De Vice-President van de Raad van State,

W. Scholten

Ik moge U verzoeken het hierbij gevoegde gewijzigde voorstel van wet en de gewijzigde memorie van toelichting met bijlage aan de Tweede Kamer der Staten-Generaal te zenden.

De Minister van Volkshuisvesting, Ruimtelijke Ordening en Milieubeheer,

M. de Boer

Bijlage bij het advies van de Raad van State van 8 februari 1995, no. W08.94.0424, met redactionele kanttekeningen die de Raad in overweging geeft.

– In zinconstructies waarin de term «dienen» wordt gebruikt (zoals in artikel 8.49, eerste lid) die term waar mogelijk schrappen (aanwijzing 53 van de Aanwijzingen voor de regelgeving).

– In artikel 15.44, eerste lid, onder b, verduidelijken, bijvoorbeeld door het noemen van een datum, welke periode met de term «verleden» bedoeld wordt.

– In artikel 15.47, vijfde lid, onder a, «heffing» vervangen door: heffing, met inbegrip van de opslag bedoeld in artikel 15.45, vierde lid.

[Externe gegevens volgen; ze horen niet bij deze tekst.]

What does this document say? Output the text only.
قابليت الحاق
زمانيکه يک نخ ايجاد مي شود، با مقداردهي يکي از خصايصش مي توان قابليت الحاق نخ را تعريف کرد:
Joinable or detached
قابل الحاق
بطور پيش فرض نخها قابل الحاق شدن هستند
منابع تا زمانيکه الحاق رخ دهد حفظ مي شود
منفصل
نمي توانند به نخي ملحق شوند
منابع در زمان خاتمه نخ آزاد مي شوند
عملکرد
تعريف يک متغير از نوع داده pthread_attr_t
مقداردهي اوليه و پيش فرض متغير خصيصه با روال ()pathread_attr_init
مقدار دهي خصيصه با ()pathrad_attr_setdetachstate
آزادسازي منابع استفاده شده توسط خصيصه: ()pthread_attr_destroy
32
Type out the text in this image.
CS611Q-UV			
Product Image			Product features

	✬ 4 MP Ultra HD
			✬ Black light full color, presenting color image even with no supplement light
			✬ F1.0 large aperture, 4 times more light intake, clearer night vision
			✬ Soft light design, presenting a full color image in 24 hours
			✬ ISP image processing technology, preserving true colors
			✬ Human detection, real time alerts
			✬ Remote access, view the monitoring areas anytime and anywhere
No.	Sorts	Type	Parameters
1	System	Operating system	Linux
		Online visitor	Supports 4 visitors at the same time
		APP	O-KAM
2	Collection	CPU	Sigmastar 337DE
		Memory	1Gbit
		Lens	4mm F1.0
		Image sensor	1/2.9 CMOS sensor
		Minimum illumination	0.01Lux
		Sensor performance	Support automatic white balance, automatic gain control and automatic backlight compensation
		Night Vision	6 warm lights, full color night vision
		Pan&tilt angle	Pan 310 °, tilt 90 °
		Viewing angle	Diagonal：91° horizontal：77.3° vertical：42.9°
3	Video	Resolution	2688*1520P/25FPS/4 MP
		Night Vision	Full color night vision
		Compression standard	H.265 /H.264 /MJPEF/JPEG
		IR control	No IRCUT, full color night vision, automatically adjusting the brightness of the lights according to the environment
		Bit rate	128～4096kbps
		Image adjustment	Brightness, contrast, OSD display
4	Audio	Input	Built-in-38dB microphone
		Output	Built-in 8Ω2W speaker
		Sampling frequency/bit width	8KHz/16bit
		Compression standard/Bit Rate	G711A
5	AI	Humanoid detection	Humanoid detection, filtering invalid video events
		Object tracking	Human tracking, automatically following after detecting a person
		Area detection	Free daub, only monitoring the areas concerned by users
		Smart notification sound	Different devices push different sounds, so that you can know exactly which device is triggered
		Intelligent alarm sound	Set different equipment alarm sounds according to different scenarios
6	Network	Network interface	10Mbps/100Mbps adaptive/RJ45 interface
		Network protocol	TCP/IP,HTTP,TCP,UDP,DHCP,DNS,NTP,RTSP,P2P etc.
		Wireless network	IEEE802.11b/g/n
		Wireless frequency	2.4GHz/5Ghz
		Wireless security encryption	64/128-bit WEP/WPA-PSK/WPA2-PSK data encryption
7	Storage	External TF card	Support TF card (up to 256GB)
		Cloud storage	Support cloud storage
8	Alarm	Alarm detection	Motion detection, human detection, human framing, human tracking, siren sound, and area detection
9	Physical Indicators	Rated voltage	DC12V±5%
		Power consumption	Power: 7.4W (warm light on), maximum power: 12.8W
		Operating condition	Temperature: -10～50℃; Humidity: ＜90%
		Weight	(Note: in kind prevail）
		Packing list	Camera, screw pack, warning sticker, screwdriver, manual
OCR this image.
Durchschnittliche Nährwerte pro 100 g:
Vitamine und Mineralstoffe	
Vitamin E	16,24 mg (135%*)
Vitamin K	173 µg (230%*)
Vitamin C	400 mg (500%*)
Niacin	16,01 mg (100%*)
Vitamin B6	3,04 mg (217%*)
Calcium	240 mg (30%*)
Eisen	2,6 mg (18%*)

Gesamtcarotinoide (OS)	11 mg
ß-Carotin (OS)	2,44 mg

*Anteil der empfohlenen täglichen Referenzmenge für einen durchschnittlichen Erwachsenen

– In de derde zin van paragraaf 2.2 van de toelichting «Dit betekent dat de» vervangen door: De.

– In paragraaf 2.2 van de memorie van toelichting «na 1 maart 1995» vervangen door: op of na 1 maart 1995.

– In paragraaf 2.7.4, eerste alinea, van de memorie van toelichting «uitsluitend» vervangen door een woord dat beter aansluit bij de aanwending van de gelden.

– De derde zin van de toelichting op artikel IV beginnen als volgt: Het kan zich voordoen dat de uitbater, niet zijnde de provincie, van een dergelijke stortplaats.


XNoot
1

De tekst van het voorstel van wet en van de memorie van toelichting zoals voorgelegd aan de Raad van State is ter inzage gelegd bij de afdeling Parlementaire Documentatie.